Secret World War II Diary Unveiled
For Release: May 6, 2005College Station, TX - The secret World War II Diary of Friedrich Kellner, a justice inspector in the Third Reich, will be on public display for the first time on April 1, 2005, in the George Bush Presidential Library in College Station, Texas. The exhibit of Kellner’s 753 page diary at the George Bush Presidential Library and Museum is the first public display of the material.
FRIEDRICH KELLNER was born in 1885 near Heidelberg, Germany. He was a political activist in Mainz for the Social Democrats and campaigned against the Nazi Party. When Hitler came to power and sought revenge against his political opponents, Kellner moved his family to the small town of Laubach where he became the chief justice inspector in the district courthouse. As the chief justice inspector, Kellner was the judicial officer in charge of the administration of the district courthouse, including police investigative reports, the records of the prosecutor’s office, and trial documents. His open declarations against the miscarriages of justice caused him to be brought before a tribunal and threatened with imprisonment in a concentration camp.
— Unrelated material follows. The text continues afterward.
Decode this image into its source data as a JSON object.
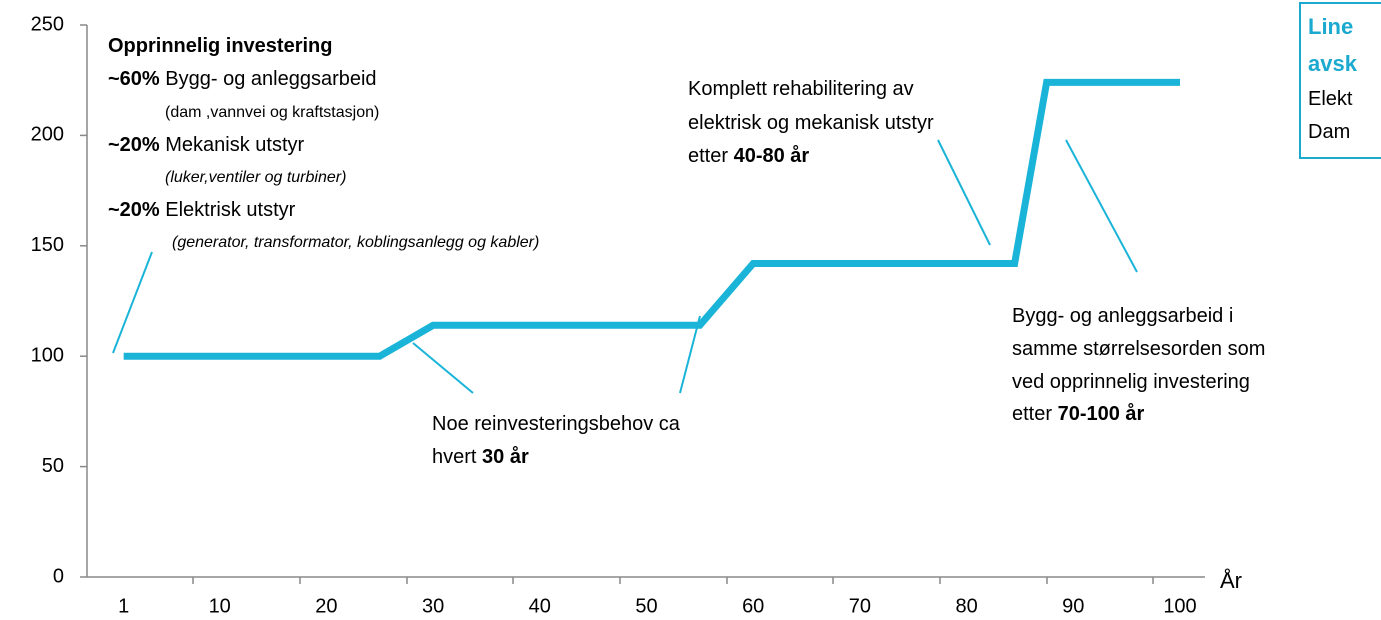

After that he spent his nights writing in a secret diary, at risk to his life.
When the war came to an end, Friedrich Kellner was appointed deputy mayor of Laubach. He helped to restore the Social Democratic Party and became chairman of the Laubach branch. But he and his wife Pauline would suffer a great personal tragedy. In 1935 they had sent their only child to America to keep him out of the German army. In an ironic twist of fate, their son joined the U.S. Army and was sent to serve in France. He reunited with his parents in 1946, but in the midst of the ruins of the country of his birth, wearing the despised uniform of the victor; young Fred Kellner could not adjust to the fractured reality of being a man without a country and took his own life. He is buried in the American Legion Tomb in Paris, France. Friedrich Kellner retired in 1960, at the age of seventy-five. In 1968, two years before his death at the age of 83, Fredrich Kellner entrusted his diary to his grandson Scott. Kellner hoped that his diary would not only expose the crimes and propaganda of the Third Reich, but also serve as a warning for future generations to vigorously oppose dictatorships and state sponsored terrorism.